A system called Incontrol Protect is standard on all models. This allows you to remotely monitor your car’s systems via an App on your smartphone, including how much fuel is in the tank and whether all the doors and windows are closed.
There’s even a ‘commute mode’ built into the sat-nav that learns your regular routes to work and informs you which is best based on live traffic updates, and various other apps can also be downloaded.
The touchscreen can be slow to respond occasionally, but the menu layouts are fairly logical and the high-set wide screen has clear graphics and is easy to see.

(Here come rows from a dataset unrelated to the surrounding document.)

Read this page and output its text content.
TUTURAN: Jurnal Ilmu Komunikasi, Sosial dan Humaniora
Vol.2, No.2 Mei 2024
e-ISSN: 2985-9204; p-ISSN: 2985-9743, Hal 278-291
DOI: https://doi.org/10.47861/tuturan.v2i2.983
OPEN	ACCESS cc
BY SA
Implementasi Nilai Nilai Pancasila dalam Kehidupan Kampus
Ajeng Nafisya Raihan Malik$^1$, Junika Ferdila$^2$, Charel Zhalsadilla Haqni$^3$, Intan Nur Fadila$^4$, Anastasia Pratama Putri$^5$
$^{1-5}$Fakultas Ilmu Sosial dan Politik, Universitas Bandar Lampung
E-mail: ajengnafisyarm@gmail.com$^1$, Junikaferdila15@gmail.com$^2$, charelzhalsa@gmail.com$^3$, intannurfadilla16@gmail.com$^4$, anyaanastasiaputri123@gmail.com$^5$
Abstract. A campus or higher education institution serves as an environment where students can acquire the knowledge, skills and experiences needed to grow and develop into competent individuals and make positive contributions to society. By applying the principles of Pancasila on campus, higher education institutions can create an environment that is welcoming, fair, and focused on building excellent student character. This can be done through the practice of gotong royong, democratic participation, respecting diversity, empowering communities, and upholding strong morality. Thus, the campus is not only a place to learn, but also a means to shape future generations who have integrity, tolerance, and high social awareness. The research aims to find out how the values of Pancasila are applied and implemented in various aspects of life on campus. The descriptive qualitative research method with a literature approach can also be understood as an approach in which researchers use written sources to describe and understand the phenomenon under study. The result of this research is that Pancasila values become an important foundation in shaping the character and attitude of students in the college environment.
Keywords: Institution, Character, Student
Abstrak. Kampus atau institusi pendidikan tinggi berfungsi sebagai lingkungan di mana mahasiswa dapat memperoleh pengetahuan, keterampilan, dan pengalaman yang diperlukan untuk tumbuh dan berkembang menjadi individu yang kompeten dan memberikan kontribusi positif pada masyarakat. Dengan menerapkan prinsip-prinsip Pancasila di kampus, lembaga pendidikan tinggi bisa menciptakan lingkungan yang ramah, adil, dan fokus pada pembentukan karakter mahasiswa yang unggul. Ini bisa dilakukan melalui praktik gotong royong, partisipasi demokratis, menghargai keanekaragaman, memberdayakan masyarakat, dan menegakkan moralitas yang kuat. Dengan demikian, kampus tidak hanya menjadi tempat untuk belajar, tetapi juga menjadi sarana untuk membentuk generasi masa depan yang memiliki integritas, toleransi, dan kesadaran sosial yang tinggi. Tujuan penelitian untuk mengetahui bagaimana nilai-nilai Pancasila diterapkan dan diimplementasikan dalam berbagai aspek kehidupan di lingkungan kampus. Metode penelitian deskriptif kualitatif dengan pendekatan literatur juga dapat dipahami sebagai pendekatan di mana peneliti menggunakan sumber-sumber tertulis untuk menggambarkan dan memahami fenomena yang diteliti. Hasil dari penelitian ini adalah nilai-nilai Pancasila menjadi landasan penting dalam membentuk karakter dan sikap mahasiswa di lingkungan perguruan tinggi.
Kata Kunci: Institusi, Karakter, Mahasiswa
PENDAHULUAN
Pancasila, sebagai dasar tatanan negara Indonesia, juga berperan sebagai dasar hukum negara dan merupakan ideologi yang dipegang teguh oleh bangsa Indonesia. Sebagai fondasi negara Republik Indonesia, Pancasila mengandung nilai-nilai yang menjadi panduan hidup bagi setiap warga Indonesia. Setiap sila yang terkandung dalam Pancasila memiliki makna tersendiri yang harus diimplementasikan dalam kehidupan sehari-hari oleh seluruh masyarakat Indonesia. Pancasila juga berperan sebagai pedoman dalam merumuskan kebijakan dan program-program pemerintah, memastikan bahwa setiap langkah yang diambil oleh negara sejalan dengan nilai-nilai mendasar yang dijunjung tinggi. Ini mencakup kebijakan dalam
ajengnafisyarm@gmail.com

The USB and aux-in sockets are inside the cubby beneath the central armrest, which keeps wires and devices neatly out of sight – but equally, where they’re easy to forget when getting out. There are also 12-volt power sockets up front, in the middle row of seats and in the boot.
An extremely expensive 1700-watt Meridian ‘Signature Reference’ audio system is available as an option, with a much cheaper 825-watt Meridian ‘Surround’ alternative looking like better value. Rear-seat multimedia screens are also available – you can choose between 8.0in or 10in screens in the back - and aren’t too costly, while a ‘dual-view’ front screen that’ll enable your front-seat passenger to see different on-screen content while you’re driving is also offered – annoyingly, at extra cost to the optional digital TV tuner.
Surprisingly, opting for high-end Autobiography Dynamic trim doesn’t get you most of this kit as standard; only the mid-range audio system is thrown in.
Land Rover Range Rover Sport build quality
The standard of the Range Rover Sport’s cabin materials and their fit and finish are exceptionally high. The dashboard and other major fittings feel suitably solid, and there’s impressive attention to detail on show, from the stitching on the leather upholstery to how the numerous pieces of trim are neatly aligned.
That leather upholstery comes as standard, and you can pay extra for extended leather that also covers the central part of the dashboard and the top of the door trim, which makes the cabin feel even more luxurious.
The metal trim around the car’s various switchgear clusters adds a note of class to their appearance, but the plasticky feel of the switches themselves isn’t great; Audi, BMW and Mercedes all have buttons and controls that feel of superior quality.